Her tight slip wasn’t doing a good or even adequate job of covering her body. The scanty eyelet undergarment was white, but her long-line brassiere, garter belt, and pants were black. The cups of her bra were lace and had concentric circles sewn in top-stitching, and were shaped like sugar cones for ice cream, pointing straight out. Now, if the facts be known, Cathy wouldn’t have been caught dead in a room with another woman, let alone a man, in that getup. Cathy gave Marilyn a look which let her know that Roy was a man and that maybe he should wait outside.

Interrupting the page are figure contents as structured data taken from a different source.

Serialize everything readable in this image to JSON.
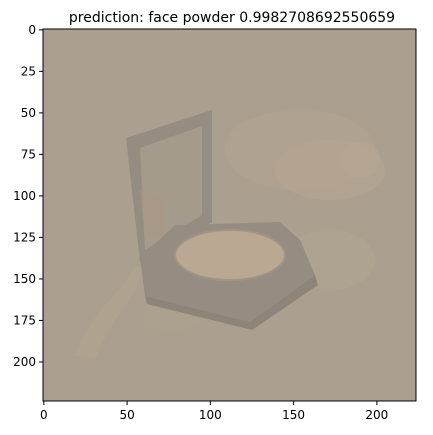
{
  "title": "prediction: face powder 0.9982708692550659",
  "axes": {
    "x": {
      "ticks": [
        0,
        50,
        100,
        150,
        200
      ],
      "range": [
        0,
        224
      ]
    },
    "y": {
      "ticks": [
        0,
        25,
        50,
        75,
        100,
        125,
        150,
        175,
        200
      ],
      "range": [
        0,
        224
      ]
    }
  },
  "image": {
    "subject": "face powder compact with open mirror and scattered loose powder",
    "colors": {
      "background": "#aba08f",
      "compact_dark": "#8e877d",
      "powder_pan": "#c0ab93",
      "mirror": "#a39a8b",
      "powder_dust": "#c2b39b"
    }
  }
}
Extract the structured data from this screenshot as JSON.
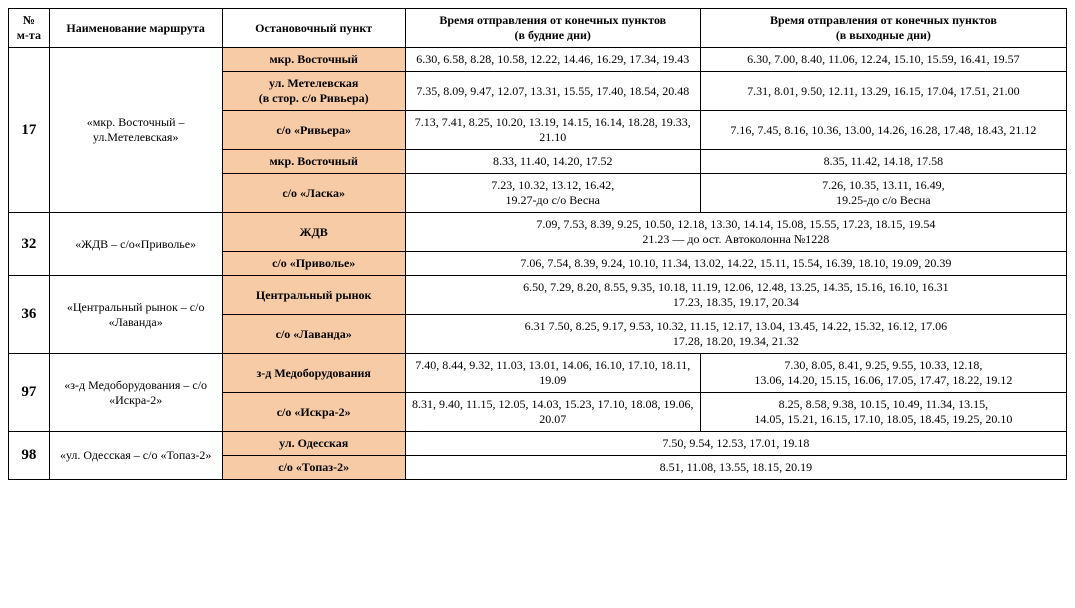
{
  "headers": {
    "col0": "№\nм-та",
    "col1": "Наименование маршрута",
    "col2": "Остановочный пункт",
    "col3": "Время отправления от конечных пунктов\n(в будние дни)",
    "col4": "Время отправления от конечных пунктов\n(в выходные дни)"
  },
  "colors": {
    "stop_bg": "#f7cba5",
    "border": "#000000",
    "background": "#ffffff"
  },
  "routes": [
    {
      "no": "17",
      "name": "«мкр. Восточный – ул.Метелевская»",
      "stops": [
        {
          "stop": "мкр. Восточный",
          "weekday": "6.30, 6.58, 8.28, 10.58, 12.22, 14.46, 16.29, 17.34, 19.43",
          "weekend": "6.30, 7.00, 8.40, 11.06, 12.24, 15.10, 15.59, 16.41, 19.57"
        },
        {
          "stop": "ул. Метелевская\n(в стор. с/о Ривьера)",
          "weekday": "7.35, 8.09, 9.47, 12.07, 13.31, 15.55, 17.40, 18.54, 20.48",
          "weekend": "7.31, 8.01, 9.50, 12.11, 13.29, 16.15, 17.04, 17.51, 21.00"
        },
        {
          "stop": "с/о «Ривьера»",
          "weekday": "7.13, 7.41, 8.25, 10.20, 13.19, 14.15, 16.14, 18.28, 19.33, 21.10",
          "weekend": "7.16, 7.45, 8.16, 10.36, 13.00, 14.26, 16.28, 17.48, 18.43, 21.12"
        },
        {
          "stop": "мкр. Восточный",
          "weekday": "8.33, 11.40, 14.20, 17.52",
          "weekend": "8.35, 11.42, 14.18, 17.58"
        },
        {
          "stop": "с/о «Ласка»",
          "weekday": "7.23, 10.32, 13.12, 16.42,\n19.27-до с/о Весна",
          "weekend": "7.26, 10.35, 13.11, 16.49,\n19.25-до с/о Весна"
        }
      ]
    },
    {
      "no": "32",
      "name": "«ЖДВ – с/о«Приволье»",
      "stops": [
        {
          "stop": "ЖДВ",
          "merged": "7.09, 7.53, 8.39, 9.25, 10.50, 12.18, 13.30, 14.14, 15.08, 15.55, 17.23, 18.15, 19.54\n21.23 — до ост. Автоколонна №1228"
        },
        {
          "stop": "с/о «Приволье»",
          "merged": "7.06, 7.54, 8.39, 9.24, 10.10, 11.34, 13.02, 14.22, 15.11, 15.54, 16.39, 18.10, 19.09, 20.39"
        }
      ]
    },
    {
      "no": "36",
      "name": "«Центральный рынок – с/о «Лаванда»",
      "stops": [
        {
          "stop": "Центральный рынок",
          "merged": "6.50, 7.29, 8.20, 8.55, 9.35, 10.18, 11.19, 12.06, 12.48, 13.25, 14.35, 15.16, 16.10, 16.31\n17.23, 18.35, 19.17, 20.34"
        },
        {
          "stop": "с/о «Лаванда»",
          "merged": "6.31 7.50, 8.25, 9.17, 9.53, 10.32, 11.15, 12.17, 13.04, 13.45, 14.22, 15.32, 16.12, 17.06\n17.28, 18.20, 19.34, 21.32"
        }
      ]
    },
    {
      "no": "97",
      "name": "«з-д Медоборудования – с/о «Искра-2»",
      "stops": [
        {
          "stop": "з-д Медоборудования",
          "weekday": "7.40, 8.44, 9.32, 11.03, 13.01, 14.06, 16.10, 17.10, 18.11, 19.09",
          "weekend": "7.30, 8.05, 8.41, 9.25, 9.55, 10.33, 12.18,\n13.06, 14.20, 15.15, 16.06, 17.05, 17.47, 18.22, 19.12"
        },
        {
          "stop": "с/о «Искра-2»",
          "weekday": "8.31, 9.40, 11.15, 12.05, 14.03, 15.23, 17.10, 18.08, 19.06, 20.07",
          "weekend": "8.25, 8.58, 9.38, 10.15, 10.49, 11.34, 13.15,\n14.05, 15.21, 16.15, 17.10, 18.05, 18.45, 19.25, 20.10"
        }
      ]
    },
    {
      "no": "98",
      "name": "«ул. Одесская – с/о «Топаз-2»",
      "stops": [
        {
          "stop": "ул. Одесская",
          "merged": "7.50, 9.54, 12.53, 17.01, 19.18"
        },
        {
          "stop": "с/о «Топаз-2»",
          "merged": "8.51, 11.08, 13.55, 18.15, 20.19"
        }
      ]
    }
  ]
}
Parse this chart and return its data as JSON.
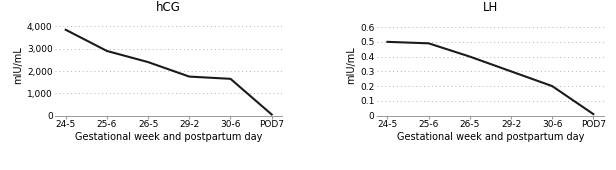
{
  "hcg": {
    "title": "hCG",
    "xlabel": "Gestational week and postpartum day",
    "ylabel": "mIU/mL",
    "x_labels": [
      "24-5",
      "25-6",
      "26-5",
      "29-2",
      "30-6",
      "POD7"
    ],
    "y_values": [
      3850,
      2900,
      2400,
      1750,
      1650,
      50
    ],
    "ylim": [
      0,
      4500
    ],
    "yticks": [
      0,
      1000,
      2000,
      3000,
      4000
    ],
    "ytick_labels": [
      "0",
      "1,000",
      "2,000",
      "3,000",
      "4,000"
    ]
  },
  "lh": {
    "title": "LH",
    "xlabel": "Gestational week and postpartum day",
    "ylabel": "mIU/mL",
    "x_labels": [
      "24-5",
      "25-6",
      "26-5",
      "29-2",
      "30-6",
      "POD7"
    ],
    "y_values": [
      0.5,
      0.49,
      0.4,
      0.3,
      0.2,
      0.01
    ],
    "ylim": [
      0,
      0.68
    ],
    "yticks": [
      0,
      0.1,
      0.2,
      0.3,
      0.4,
      0.5,
      0.6
    ],
    "ytick_labels": [
      "0",
      "0.1",
      "0.2",
      "0.3",
      "0.4",
      "0.5",
      "0.6"
    ]
  },
  "line_color": "#1a1a1a",
  "line_width": 1.5,
  "grid_color": "#b0b0b0",
  "grid_linestyle": ":",
  "background_color": "#ffffff",
  "title_fontsize": 8.5,
  "label_fontsize": 7,
  "tick_fontsize": 6.5,
  "xlabel_fontsize": 7
}
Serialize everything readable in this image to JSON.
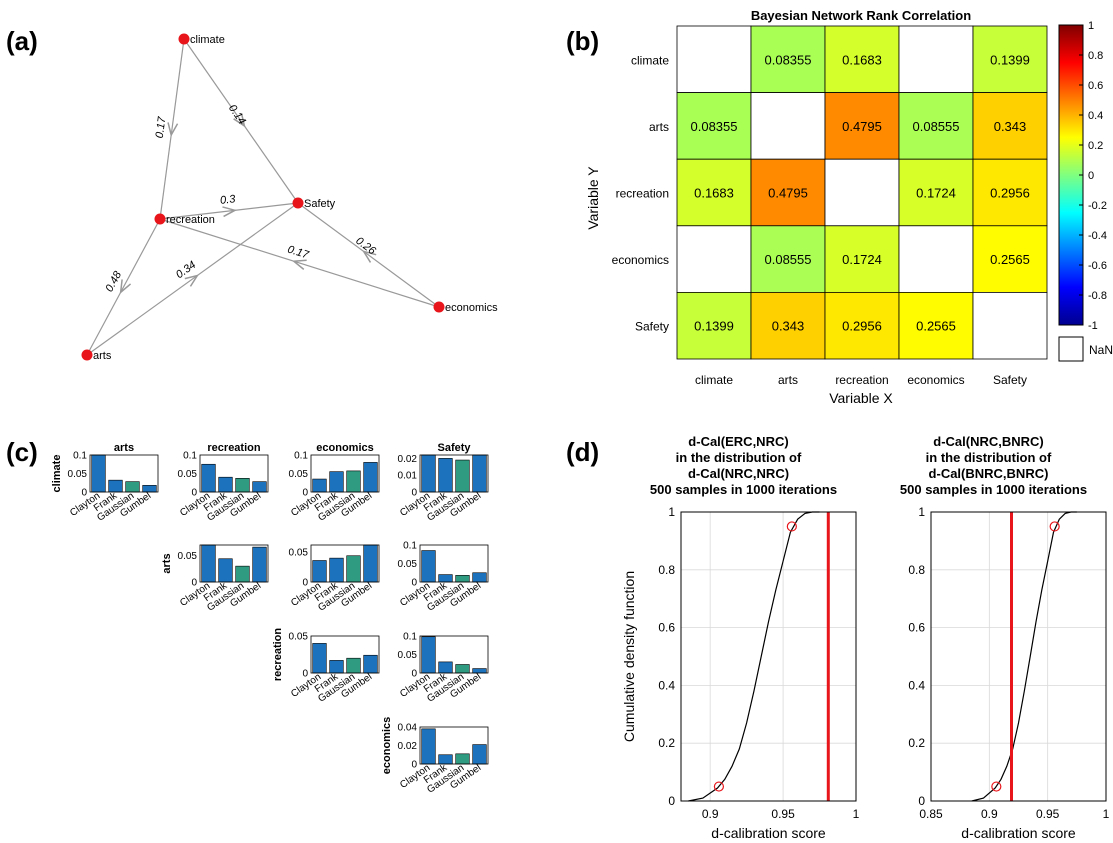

Roy carried the maroon leather narcotics log and held it out for Marilyn to sign, pointing to the spot where the morphine was listed. As he leaned over to give her the pen, she flopped down on her vanity stool and prepared to sign, scowling as though she’d signed more of these than she cared to remember. Suddenly her mood and body seemed to loosen up, and she said in a little-girl kind of breathy voice, “What’s that smell? Is that Juicy Fruit?” She leaned close to Roy’s face and sniffing. Roy didn’t say anything. He just got out his Juicy Fruit and casually handed her a piece, but she said he had to peel it because her nails were wet. As he took off the yellow wrapper and foil, she gave the signed narcotics log a big squeeze against her chest, which made parts of her body come up over the top of her slip and slide all around. Then she handed the book back to Roy, saying in that same gushy voice, with eyes open wide, as though she were shocked or something, “Now, that was a sneaky way to get my autograph.” Then she smiled at Roy and her face really lit up. Her whole sort of pudgy sour face turned radiant. He remained calm, as though he were talking to the Duponts or Warty or Marie. Roy had a style that didn’t change with the wind. He said, “I go all over these parts, givin’ out Juicy fruit sticks and getting’ autographs. Why, yesterday we got…who was it, Cath? Ava Gardner, wasn’t it? But she wanted Doublemint.” He beamed back a smile right at her. Marilyn didn’t wait for Cathy’s share of the joke. “Well,” she said, raising her shoulders and everything else that seemed connected as well, except for her slip, “I guess you can’t satisfy everyone.” Roy was quiet and never moved away after getting the book back. He said, “So I’ve heard tell.” For some reason Cathy didn’t feel included.